Publio se acercó y acarició la nuca del niño.
—Y seguirá siéndolo. Podrás venir a pasar las vacaciones. Pero tu padre tiene que trasladarse. Es muy importante para su carrera. Además, Barcelona te gustará, ya verás. Hay mar, y he oído que tu padre ha comprado una casa muy bonita, con el tejado de color azul. Es como un auténtico castillo.
Andrés no se dejaba convencer.
—Pero si nos vamos, madre no sabrá dónde estamos cuando vuelva. No podrá encontrarnos. Igual que Fernando.
—Haremos como Pulgarcito: dejaremos migas por el camino para que puedan encontrarnos. ¿Qué te parece?
Andrés se quedó pensativo:
—¿Cómo son las personas en Barcelona?
Publio sonrió.
—Igual que aquí; incluso puede que mejores: he oído que las chicas son muy guapas, aunque un poco delgadas.

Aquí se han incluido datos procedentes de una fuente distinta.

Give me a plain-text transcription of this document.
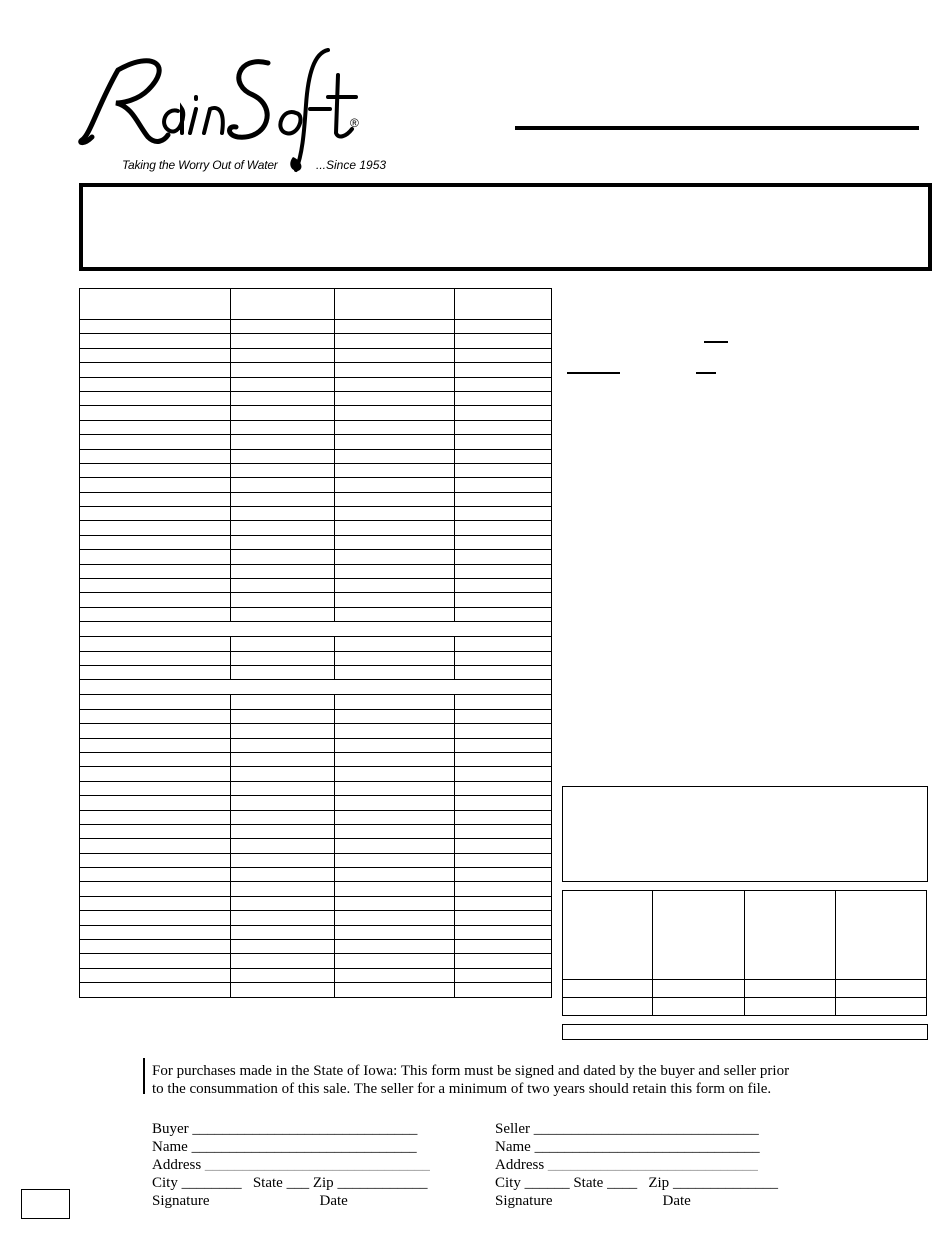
®
Taking the Worry Out of Water	...Since 1953

For purchases made in the State of Iowa: This form must be signed and dated by the buyer and seller prior
to the consummation of this sale. The seller for a minimum of two years should retain this form on file.
Buyer ______________________________
Name ______________________________
Address ______________________________
City ________   State ___ Zip ____________
Signature	Date
Seller ______________________________
Name ______________________________
Address ____________________________
City ______ State ____   Zip ______________
Signature	Date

Una vez, Andrés oyó decir al profesor Marcelo que su madre era una mujer de apariencia atractiva pero que estaba demasiado delgada para su gusto. Andrés no tenía una opinión al respecto. Para él su madre era, simplemente, la mujer más guapa del mundo… Si al menos Fernando estuviera allí, todo sería más fácil.
Alzó los ojos al escuchar los ruidos que venían del jardín. Se escuchaba el sonido cobrizo de una campana, y por el camino de gravilla que bordeaba la casa surgió un muchacho en bicicleta, tarareando una canción. Era el cartero del pueblo. Andrés enderezó mucho el cuello. Quizá traía carta de su madre, o de su hermano Fernando. Pero se desilusionó al ver cómo el cartero pasaba de largo con su pedaleo monótono y feliz.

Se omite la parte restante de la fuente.